While the slowdown in the real estate sector has only deepened in the last few years, new sub-segments in terms of co-working and co-living spaces have emerged and grown over the last few years. According to a joint report released by JLL-Ficci last week, the co-working market already accounts for 12% of the office leasing market in the first quarter of calendar year 2019, up from 8% in 2018. Co-living, too, offers two to four times higher returns than the traditional residential yield of 2-3%. Sabari Saran asks experts about the scope of growth in these two segments and if it can partially revive the real estate market
Ramesh Nair, Chief Executive Officer and Country Head, JLL India
Demand is making strong case for shared rental market
The two new segments, co-living and co-working, have fast grown over the last few years and there is a bright future ahead. The co-living segment is set to offer a business opportunity of₹1 trillion and 5.7 million beds by 2023 from the 2018 levels of₹458 billion and 3.6 million beds. Co-working spaces already have a 12% share in total office leasing. This will continue to rise.
Demand from millennials and rapid urbanization of our cities is already making a strong case for the emergence of shared rental market. While supply is still a challenge, demand has made the market fascinating for organised operators, owners, landlords and private equity investors.

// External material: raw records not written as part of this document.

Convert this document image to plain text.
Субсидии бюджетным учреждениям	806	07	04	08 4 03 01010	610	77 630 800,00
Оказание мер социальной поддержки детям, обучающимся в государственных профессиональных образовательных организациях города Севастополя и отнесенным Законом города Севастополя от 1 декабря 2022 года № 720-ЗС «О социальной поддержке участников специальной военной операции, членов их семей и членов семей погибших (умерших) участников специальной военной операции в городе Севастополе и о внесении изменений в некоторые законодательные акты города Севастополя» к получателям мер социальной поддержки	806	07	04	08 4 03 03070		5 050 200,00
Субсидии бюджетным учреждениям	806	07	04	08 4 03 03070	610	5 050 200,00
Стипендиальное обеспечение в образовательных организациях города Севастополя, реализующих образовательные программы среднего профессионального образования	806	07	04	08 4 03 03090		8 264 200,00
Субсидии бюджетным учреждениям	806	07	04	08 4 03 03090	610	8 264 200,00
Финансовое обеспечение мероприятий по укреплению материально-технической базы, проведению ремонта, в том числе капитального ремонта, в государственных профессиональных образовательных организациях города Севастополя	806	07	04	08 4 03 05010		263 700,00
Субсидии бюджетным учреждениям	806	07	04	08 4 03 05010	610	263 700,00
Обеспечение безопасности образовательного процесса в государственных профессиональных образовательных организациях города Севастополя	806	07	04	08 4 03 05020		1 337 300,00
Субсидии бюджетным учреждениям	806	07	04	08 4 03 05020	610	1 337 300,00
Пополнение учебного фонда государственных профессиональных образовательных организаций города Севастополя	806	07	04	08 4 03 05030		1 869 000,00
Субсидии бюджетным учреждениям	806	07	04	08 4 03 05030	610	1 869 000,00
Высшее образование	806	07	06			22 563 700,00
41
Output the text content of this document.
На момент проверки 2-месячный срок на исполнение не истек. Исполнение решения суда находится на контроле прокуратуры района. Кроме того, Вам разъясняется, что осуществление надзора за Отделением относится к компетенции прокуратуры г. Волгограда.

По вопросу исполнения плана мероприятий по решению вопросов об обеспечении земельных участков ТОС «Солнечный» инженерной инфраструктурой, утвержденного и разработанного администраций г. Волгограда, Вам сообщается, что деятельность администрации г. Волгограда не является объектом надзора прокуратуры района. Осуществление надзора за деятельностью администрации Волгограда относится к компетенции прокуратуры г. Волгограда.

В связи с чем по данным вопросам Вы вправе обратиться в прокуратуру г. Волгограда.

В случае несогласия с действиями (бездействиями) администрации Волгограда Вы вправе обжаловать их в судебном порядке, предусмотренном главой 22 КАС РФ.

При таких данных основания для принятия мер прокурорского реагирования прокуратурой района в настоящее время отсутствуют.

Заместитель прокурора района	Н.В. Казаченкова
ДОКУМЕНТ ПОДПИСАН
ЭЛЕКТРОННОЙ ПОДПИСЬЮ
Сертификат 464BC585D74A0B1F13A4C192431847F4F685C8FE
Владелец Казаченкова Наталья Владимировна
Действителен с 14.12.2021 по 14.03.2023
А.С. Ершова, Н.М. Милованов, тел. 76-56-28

On the other hand, the co-working segment is now riding a maturity curve. Operators within this market are now offering multiple formats—from entire buildings to built-to-suit co-working offices within conventional workplaces.
However, stakeholders need to address existing challenges such as issues related to data privacy, the conservative approach of property owners and relevant supply across co-working and co-living.
Sanjay Chatrath, Managing Director, North, Colliers International India
Millennial workers driving the rise of co-living model
Co-working spaces have disrupted the traditional work environment today and it will continue to be popular. The co-working sector has emerged as the second-largest sector with 14% share in overall leasing activity in India in 2018. We foresee that the concentration of co-working spaces will intensify in Gurgaon, Bengaluru and Mumbai with occupancy levels reaching to 8 to 9 million sq.ft by 2020. As the flexible workspace segment matures from its current nascent stage, there will be increased strategic alliances and consolidations between owners and operators, with newer models emerging. However, the co-working sector is being more cautious.
On the other hand, co-living has emerged as a new business model providing respite to the residential sector. The driving force behind the rise of co-living spaces are the millennial workforce moving to new cities. Both operators and landlords gain out of this new model, as landlords are able to lease their unsold inventory generating higher yields (3.5-4%) and operators make a profit of 10-20% at the operating level.
Mani Rangarajan, Group Chief Operating Officer, Elara Technologies
Concept is attractive for occupants as well as owners
Co-working spaces have disrupted the traditional work environment today and it will continue to be popular. The co-working sector has emerged as the second-largest sector with 14% share in overall leasing activity in India in 2018. We foresee that the concentration of co-working spaces will intensify in Gurgaon, Bengaluru and Mumbai with occupancy levels reaching to 8 to 9 million sq.ft by 2020. As the flexible workspace segment matures from its current nascent stage, there will be increased strategic alliances and consolidations between owners and operators, with newer models emerging. However, the co-working sector is being more cautious.
On the other hand, co-living has emerged as a new business model providing respite to the residential sector. The driving force behind the rise of co-living spaces are the millennial workforce moving to new cities. Both operators and landlords gain out of this new model, as landlords are able to lease their unsold inventory generating higher yields (3.5-4%) and operators make a profit of 10-20% at the operating level.
Tejas Patil, co-head, Real Estate, Sanctum Wealth Advisors
Co-living gives higher rental yields, loosens inventory
Unsold commercial as well as residential inventory now has a keen patron in the form of co-working and co-living concepts which until recently, were almost non-existent or highly unorganized in India. Now, developers have an option to lease out unsold inventory to organized operators who are more than happy to offer competitive yields. I expect more developers joining hands with startups.
The rules of the game, however, still need to be set by the regulators. Eventually, signs of support to the real estate market will be seen in the medium to long term as this fledgling segment slowly matures.
Investors can look at such opportunities from a cash flow perspective since the leases tend to be long term. Co-living as an asset class, provides much higher rental yields of 8-10% as compared to the traditional 1.5-3% on residential properties with the possibility of an upside.
Co-working also has already seen support from global as well as domestic investors who are keen to participate, create a portfolio and then exit through a real estate investment trust listing.